A 2.80 kg steel ball strikes a massive wall at 12.8 m/s at an angle of alpha = 50.9° with the plane of the wall. It bounces off with the same speed and angle. If the ball is in contact with the wall for 0.156 s, what is the magnitude of the average force exerted on the ball by the wall?
To find the magnitude of the average force exerted on the ball by the wall, we can use the impulse-momentum principle. According to this principle, the change in momentum of an object is equal to the impulse applied to it.
First, let's calculate the initial momentum of the ball before it strikes the wall. The momentum of an object is given by the product of its mass and velocity. So, the initial momentum (p_initial) is:
p_initial = mass * velocity_initial
Where mass is 2.80 kg and velocity_initial is 12.8 m/s.

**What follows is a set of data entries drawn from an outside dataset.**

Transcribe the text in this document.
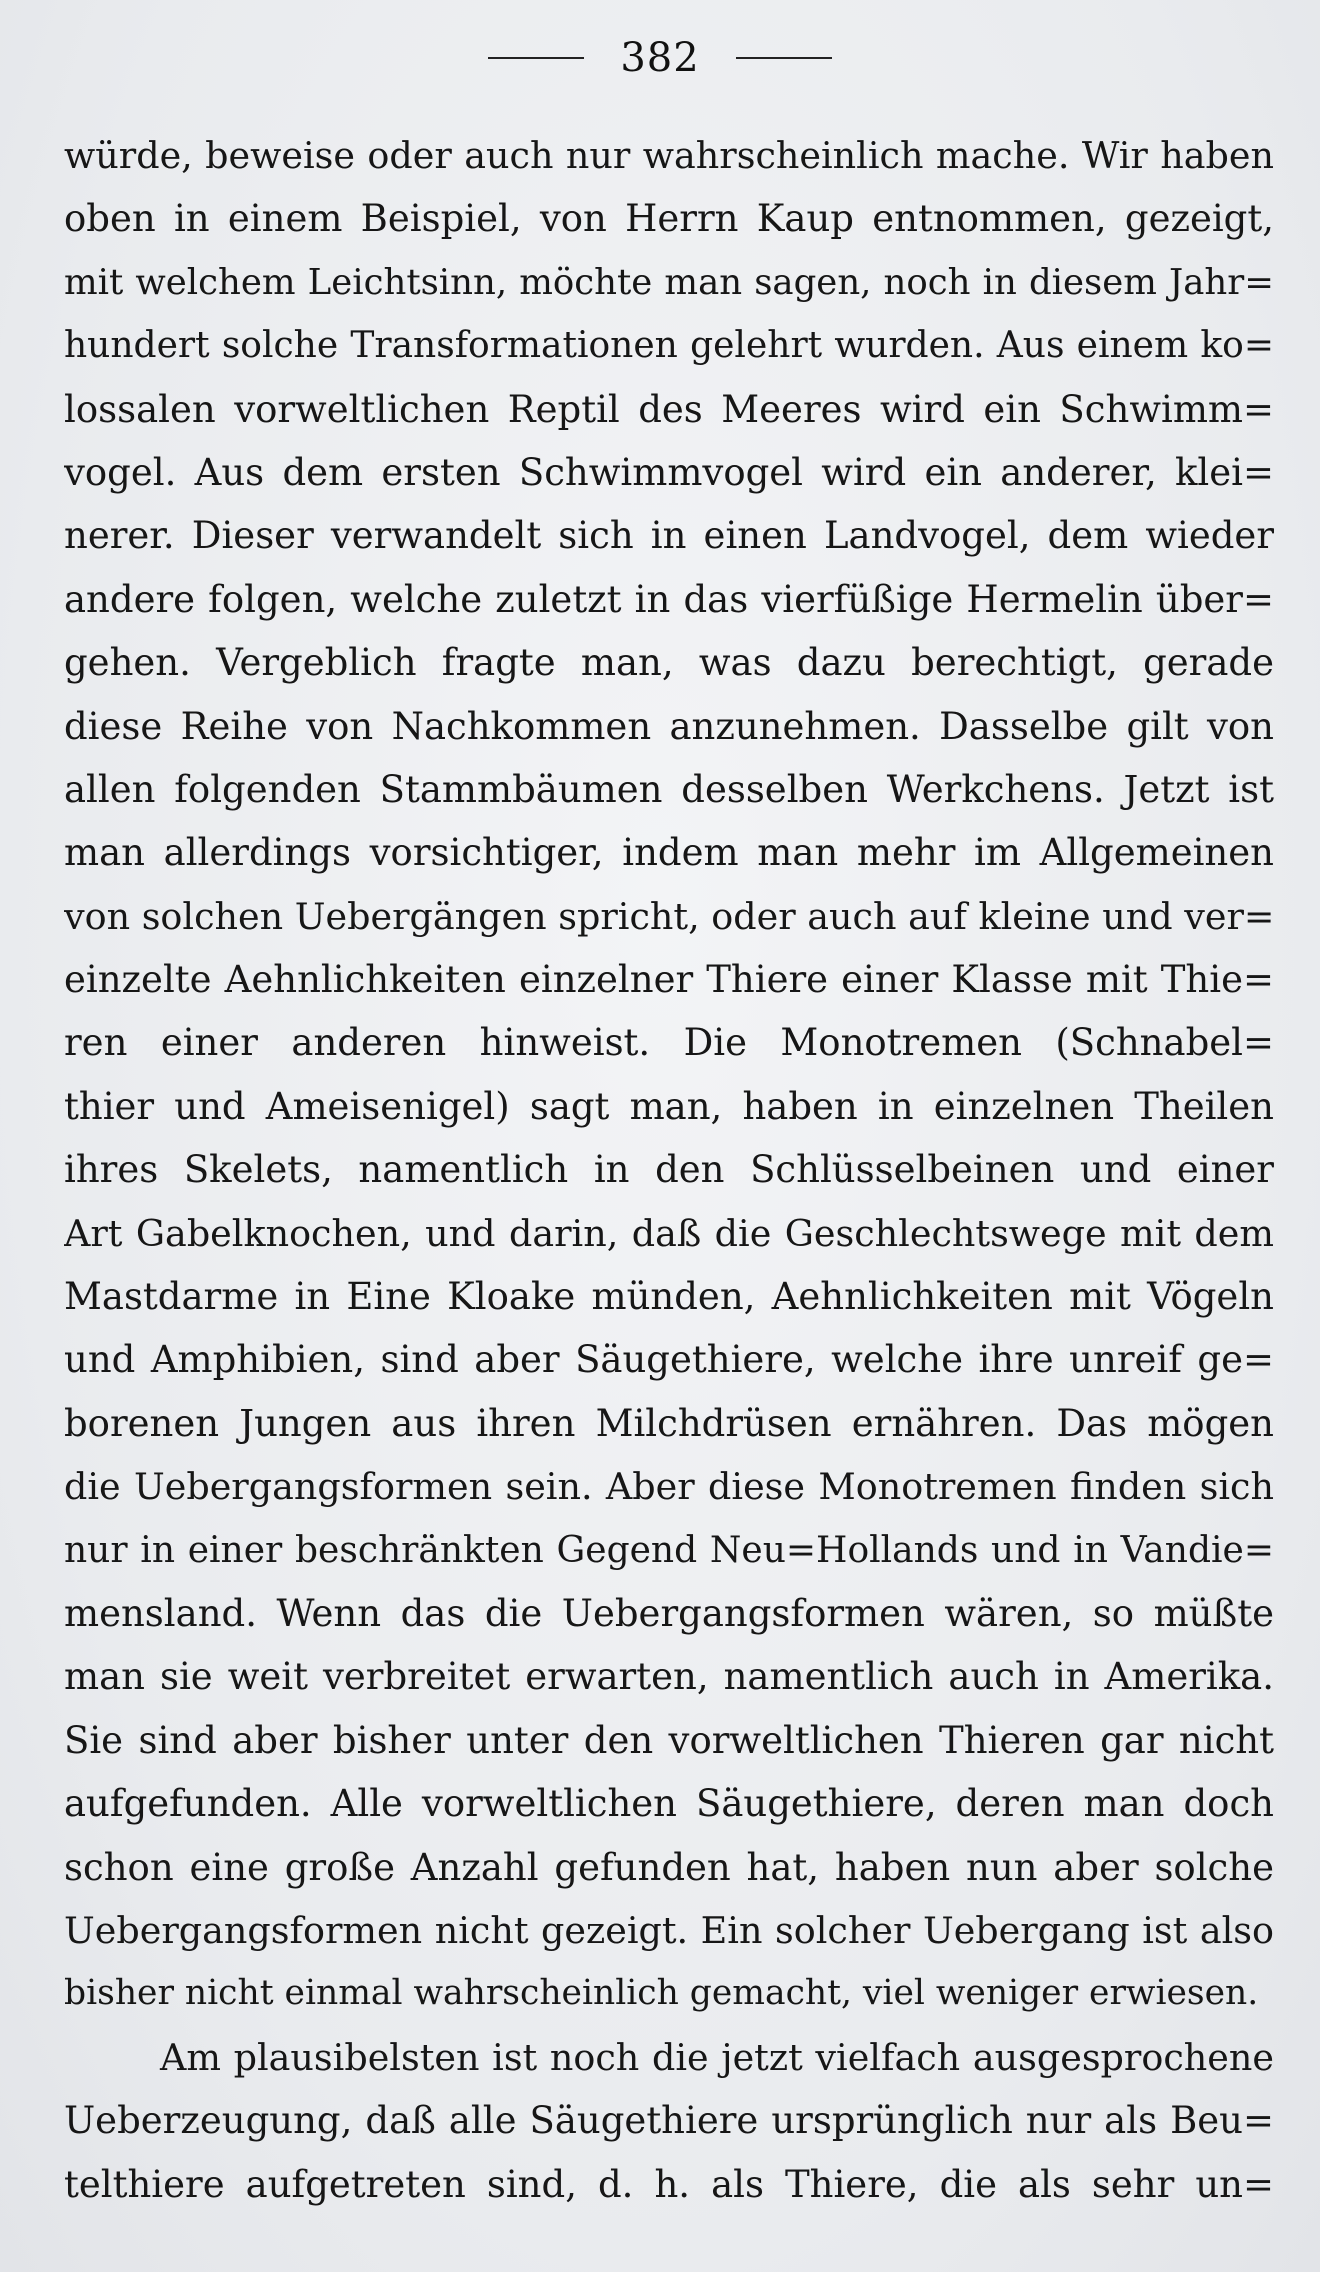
382
würde, beweise oder auch nur wahrscheinlich mache. Wir haben
oben in einem Beispiel, von Herrn Kaup entnommen, gezeigt,
mit welchem Leichtsinn, möchte man sagen, noch in diesem Jahr=
hundert solche Transformationen gelehrt wurden. Aus einem ko=
lossalen vorweltlichen Reptil des Meeres wird ein Schwimm=
vogel. Aus dem ersten Schwimmvogel wird ein anderer, klei=
nerer. Dieser verwandelt sich in einen Landvogel, dem wieder
andere folgen, welche zuletzt in das vierfüßige Hermelin über=
gehen. Vergeblich fragte man, was dazu berechtigt, gerade
diese Reihe von Nachkommen anzunehmen. Dasselbe gilt von
allen folgenden Stammbäumen desselben Werkchens. Jetzt ist
man allerdings vorsichtiger, indem man mehr im Allgemeinen
von solchen Uebergängen spricht, oder auch auf kleine und ver=
einzelte Aehnlichkeiten einzelner Thiere einer Klasse mit Thie=
ren einer anderen hinweist. Die Monotremen (Schnabel=
thier und Ameisenigel) sagt man, haben in einzelnen Theilen
ihres Skelets, namentlich in den Schlüsselbeinen und einer
Art Gabelknochen, und darin, daß die Geschlechtswege mit dem
Mastdarme in Eine Kloake münden, Aehnlichkeiten mit Vögeln
und Amphibien, sind aber Säugethiere, welche ihre unreif ge=
borenen Jungen aus ihren Milchdrüsen ernähren. Das mögen
die Uebergangsformen sein. Aber diese Monotremen finden sich
nur in einer beschränkten Gegend Neu=Hollands und in Vandie=
mensland. Wenn das die Uebergangsformen wären, so müßte
man sie weit verbreitet erwarten, namentlich auch in Amerika.
Sie sind aber bisher unter den vorweltlichen Thieren gar nicht
aufgefunden. Alle vorweltlichen Säugethiere, deren man doch
schon eine große Anzahl gefunden hat, haben nun aber solche
Uebergangsformen nicht gezeigt. Ein solcher Uebergang ist also
bisher nicht einmal wahrscheinlich gemacht, viel weniger erwiesen.
Am plausibelsten ist noch die jetzt vielfach ausgesprochene
Ueberzeugung, daß alle Säugethiere ursprünglich nur als Beu=
telthiere aufgetreten sind, d. h. als Thiere, die als sehr un=
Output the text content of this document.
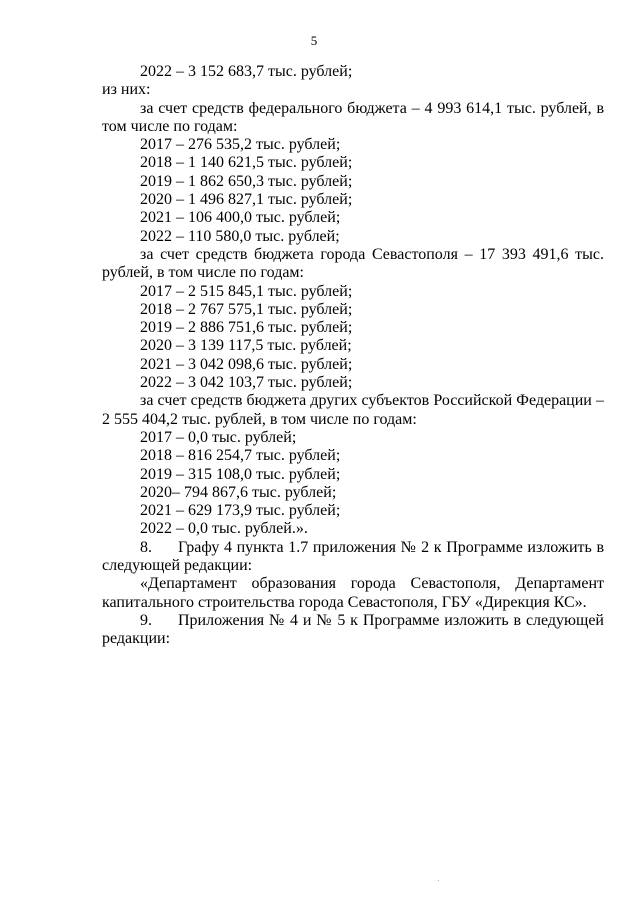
5

2022 – 3 152 683,7 тыс. рублей;

из них:

за счет средств федерального бюджета – 4 993 614,1 тыс. рублей, в том числе по годам:

2017 – 276 535,2 тыс. рублей;

2018 – 1 140 621,5 тыс. рублей;

2019 – 1 862 650,3 тыс. рублей;

2020 – 1 496 827,1 тыс. рублей;

2021 – 106 400,0 тыс. рублей;

2022 – 110 580,0 тыс. рублей;

за счет средств бюджета города Севастополя – 17 393 491,6 тыс. рублей, в том числе по годам:

2017 – 2 515 845,1 тыс. рублей;

2018 – 2 767 575,1 тыс. рублей;

2019 – 2 886 751,6 тыс. рублей;

2020 – 3 139 117,5 тыс. рублей;

2021 – 3 042 098,6 тыс. рублей;

2022 – 3 042 103,7 тыс. рублей;

за счет средств бюджета других субъектов Российской Федерации – 2 555 404,2 тыс. рублей, в том числе по годам:

2017 – 0,0 тыс. рублей;

2018 – 816 254,7 тыс. рублей;

2019 – 315 108,0 тыс. рублей;

2020– 794 867,6 тыс. рублей;

2021 – 629 173,9 тыс. рублей;

2022 – 0,0 тыс. рублей.».

8. Графу 4 пункта 1.7 приложения № 2 к Программе изложить в следующей редакции:

«Департамент образования города Севастополя, Департамент капитального строительства города Севастополя, ГБУ «Дирекция КС».

9. Приложения № 4 и № 5 к Программе изложить в следующей редакции:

Next, we need to calculate the final momentum of the ball after it bounces off the wall. The final momentum (p_final) can be calculated using the same formula as before, but with the final velocity (velocity_final) instead of the initial velocity.
p_final = mass * velocity_final
Since the ball bounces off with the same speed and angle, the magnitude of the final velocity will be equal to the magnitude of the initial velocity. Therefore, the magnitude of the final velocity (velocity_final) is also 12.8 m/s.
Now, according to the impulse-momentum principle, the change in momentum (Δp) is equal to the impulse (J) applied to the ball. In equation form:
Δp = J
Since momentum is a vector quantity, we will consider the direction of the momentum change due to the angle of incidence (alpha). The impulse can be calculated using the formula:
J = Δp = p_final - p_initial
To calculate the impulse, we need to find the change in momentum by subtracting the initial momentum from the final momentum. However, we need to consider the direction of the momentum change due to the angle of incidence.
To account for the angle of incidence, we can use the trigonometric property that says the momentum change in the direction perpendicular to the wall is zero, and the momentum change in the direction parallel to the wall is equal to the total momentum change.
In this case, the momentum change in the direction perpendicular to the wall is zero, and the momentum change in the direction parallel to the wall is equal to the magnitude of the momentum change.
Therefore, the change in momentum (Δp) is equal to the magnitude of the momentum change:
Δp = |p_final - p_initial|
Finally, to find the magnitude of the average force exerted on the ball by the wall, we divide the impulse (J) by the contact time (Δt):
Average force = J / Δt
Given that the contact time (Δt) is 0.156 s, we can now calculate the magnitude of the average force.